Rappelons que Naomie Tremblay-Trudeau, 18 ans, a été blessée au visage après qu’un policier ait appuyé sur la gâchette de son Muzzle Blast Powder Dispersion de 37 mm, un fusil qui propulse une bourrée de poudre irritante. «L’agent est pris à se tirailler avec les manifestants alors qu’il a ça entre les mains. Sur la première ligne, un policier doit avoir un bouclier et une matraque», soutient-il.

Mauvaise utilisation

Alfredo Munoz, ancien policier à l’antiémeute au SPVM, confirme que l’utilisation de ce type d’arme doit être très bien encadrée.

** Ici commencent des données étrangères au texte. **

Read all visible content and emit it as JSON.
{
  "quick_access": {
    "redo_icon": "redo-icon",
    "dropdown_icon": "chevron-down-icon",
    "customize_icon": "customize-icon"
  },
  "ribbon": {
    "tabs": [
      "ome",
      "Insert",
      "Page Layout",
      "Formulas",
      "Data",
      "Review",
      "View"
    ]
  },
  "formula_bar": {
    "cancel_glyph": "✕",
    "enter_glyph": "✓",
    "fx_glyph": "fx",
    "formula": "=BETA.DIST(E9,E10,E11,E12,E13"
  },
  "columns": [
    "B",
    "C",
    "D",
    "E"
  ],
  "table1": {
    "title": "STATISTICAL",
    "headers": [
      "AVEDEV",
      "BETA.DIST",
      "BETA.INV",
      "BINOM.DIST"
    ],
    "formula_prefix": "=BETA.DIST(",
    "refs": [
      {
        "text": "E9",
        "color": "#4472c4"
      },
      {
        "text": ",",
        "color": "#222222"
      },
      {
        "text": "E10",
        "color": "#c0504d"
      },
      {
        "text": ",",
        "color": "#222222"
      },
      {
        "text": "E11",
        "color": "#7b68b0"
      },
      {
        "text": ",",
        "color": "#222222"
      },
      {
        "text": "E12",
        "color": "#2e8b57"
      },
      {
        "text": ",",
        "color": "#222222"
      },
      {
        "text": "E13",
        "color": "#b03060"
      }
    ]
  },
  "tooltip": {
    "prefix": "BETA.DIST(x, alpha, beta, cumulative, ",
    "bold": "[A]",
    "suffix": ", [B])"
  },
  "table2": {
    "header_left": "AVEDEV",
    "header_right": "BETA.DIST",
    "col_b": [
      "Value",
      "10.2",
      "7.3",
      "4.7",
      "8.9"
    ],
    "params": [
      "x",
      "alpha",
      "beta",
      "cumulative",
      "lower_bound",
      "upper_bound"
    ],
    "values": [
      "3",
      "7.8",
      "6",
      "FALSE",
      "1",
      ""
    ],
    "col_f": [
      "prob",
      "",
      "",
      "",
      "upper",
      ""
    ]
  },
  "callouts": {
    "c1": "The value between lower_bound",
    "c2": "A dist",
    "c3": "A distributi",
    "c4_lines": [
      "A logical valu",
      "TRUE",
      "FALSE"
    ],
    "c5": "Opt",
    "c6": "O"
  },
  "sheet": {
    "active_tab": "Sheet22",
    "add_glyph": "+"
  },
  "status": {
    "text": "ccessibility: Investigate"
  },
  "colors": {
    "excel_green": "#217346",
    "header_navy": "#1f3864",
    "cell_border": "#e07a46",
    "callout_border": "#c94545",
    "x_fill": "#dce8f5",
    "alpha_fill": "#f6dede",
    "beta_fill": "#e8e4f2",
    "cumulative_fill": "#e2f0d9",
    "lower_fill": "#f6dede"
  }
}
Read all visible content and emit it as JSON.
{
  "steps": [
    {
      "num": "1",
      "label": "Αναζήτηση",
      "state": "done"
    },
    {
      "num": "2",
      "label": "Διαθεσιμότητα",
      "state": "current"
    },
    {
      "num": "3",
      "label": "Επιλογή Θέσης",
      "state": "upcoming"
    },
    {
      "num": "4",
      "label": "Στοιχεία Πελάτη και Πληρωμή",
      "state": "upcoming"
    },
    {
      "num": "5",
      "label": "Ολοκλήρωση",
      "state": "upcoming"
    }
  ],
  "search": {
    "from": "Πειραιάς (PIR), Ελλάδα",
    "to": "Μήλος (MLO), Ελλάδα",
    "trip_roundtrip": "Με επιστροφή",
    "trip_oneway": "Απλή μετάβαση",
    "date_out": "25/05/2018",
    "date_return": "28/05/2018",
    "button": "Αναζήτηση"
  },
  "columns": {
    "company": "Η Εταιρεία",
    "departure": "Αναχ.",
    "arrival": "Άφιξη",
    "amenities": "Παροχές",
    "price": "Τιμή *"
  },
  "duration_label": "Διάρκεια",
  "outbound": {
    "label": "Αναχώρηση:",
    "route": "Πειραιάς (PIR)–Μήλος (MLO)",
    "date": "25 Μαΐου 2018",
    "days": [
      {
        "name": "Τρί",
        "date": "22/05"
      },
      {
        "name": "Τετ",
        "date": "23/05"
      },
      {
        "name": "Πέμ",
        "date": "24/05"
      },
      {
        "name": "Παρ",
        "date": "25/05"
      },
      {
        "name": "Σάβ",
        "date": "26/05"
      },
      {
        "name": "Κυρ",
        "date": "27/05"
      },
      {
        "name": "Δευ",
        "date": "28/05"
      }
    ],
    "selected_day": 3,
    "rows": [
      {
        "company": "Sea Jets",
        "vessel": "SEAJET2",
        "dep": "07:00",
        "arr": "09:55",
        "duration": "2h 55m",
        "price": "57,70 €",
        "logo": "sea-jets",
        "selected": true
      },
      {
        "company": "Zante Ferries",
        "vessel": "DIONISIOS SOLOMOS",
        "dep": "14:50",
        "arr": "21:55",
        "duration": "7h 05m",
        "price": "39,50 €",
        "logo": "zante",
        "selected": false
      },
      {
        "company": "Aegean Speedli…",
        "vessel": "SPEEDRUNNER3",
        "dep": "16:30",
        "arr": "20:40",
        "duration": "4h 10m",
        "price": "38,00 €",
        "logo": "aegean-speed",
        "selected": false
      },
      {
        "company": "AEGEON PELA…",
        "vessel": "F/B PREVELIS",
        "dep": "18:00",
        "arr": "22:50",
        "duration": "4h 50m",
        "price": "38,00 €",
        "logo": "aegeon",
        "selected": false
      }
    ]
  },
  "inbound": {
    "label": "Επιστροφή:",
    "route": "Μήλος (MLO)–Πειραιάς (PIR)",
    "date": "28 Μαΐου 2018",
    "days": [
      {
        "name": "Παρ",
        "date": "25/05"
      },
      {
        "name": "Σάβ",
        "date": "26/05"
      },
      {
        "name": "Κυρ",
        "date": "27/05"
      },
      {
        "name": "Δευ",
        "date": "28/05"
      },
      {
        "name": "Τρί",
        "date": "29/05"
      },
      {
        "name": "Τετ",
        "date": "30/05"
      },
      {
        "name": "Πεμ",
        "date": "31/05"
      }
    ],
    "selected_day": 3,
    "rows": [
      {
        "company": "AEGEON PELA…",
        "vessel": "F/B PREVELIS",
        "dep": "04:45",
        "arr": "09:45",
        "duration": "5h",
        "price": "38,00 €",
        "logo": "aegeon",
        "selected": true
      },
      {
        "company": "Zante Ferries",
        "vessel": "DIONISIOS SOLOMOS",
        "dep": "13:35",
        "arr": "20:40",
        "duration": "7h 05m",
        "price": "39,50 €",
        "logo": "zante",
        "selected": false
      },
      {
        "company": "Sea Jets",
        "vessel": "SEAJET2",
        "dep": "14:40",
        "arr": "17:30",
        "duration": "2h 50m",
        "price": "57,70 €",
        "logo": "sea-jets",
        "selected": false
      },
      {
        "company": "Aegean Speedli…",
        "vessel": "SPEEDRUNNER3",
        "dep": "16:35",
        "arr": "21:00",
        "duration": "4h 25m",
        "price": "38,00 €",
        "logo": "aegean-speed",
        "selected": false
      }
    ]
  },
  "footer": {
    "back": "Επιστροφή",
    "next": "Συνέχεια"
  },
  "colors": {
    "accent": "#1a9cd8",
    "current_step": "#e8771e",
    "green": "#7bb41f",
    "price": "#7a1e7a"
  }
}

«Ça ne doit jamais être utilisé au niveau du visage, ça c’est clair», affirme-t-il, ajoutant qu’une distance entre la cible et l’arme doit être respectée, puisque les cartouches contenant l’irritant chimique peuvent aussi blesser lors de la détonation. «Les policiers qui utilisent ce genre d’arme ne doivent pas avoir les nerfs à fleur de peau», fait-il remarquer.

Le policier à la retraite Jean-François Brochu déplore lui aussi l’incident. «Ce qui est arrivé à cet enfant-là, c’est inacceptable. Elle n’aurait jamais dû être brûlée», est-il d’avis. Cependant, tout comme ses autres collègues, il rappelle que les policiers sont formés pour garder les rangs, et qu’ainsi, les manifestants jouent avec le feu en ne respectant pas la loi.

«Ils foncent vers 50 policiers casqués, armés de bâtons télescopiques et de gaz lacrymogène. Comment peut-on penser que ça va fonctionner et qu’il n’arrivera rien? Il va arriver quelque chose, c’est certain», expose-t-il.

À la suite de cet incident, le policier concerné sera rencontré, a indiqué vendredi le directeur des communications de la police de Québec, François Moisan.

La jeune manifestante, pour sa part, dit avoir l'intention de porter plainte et de poursuivre l'agent en question, avec l'appui de ses parents.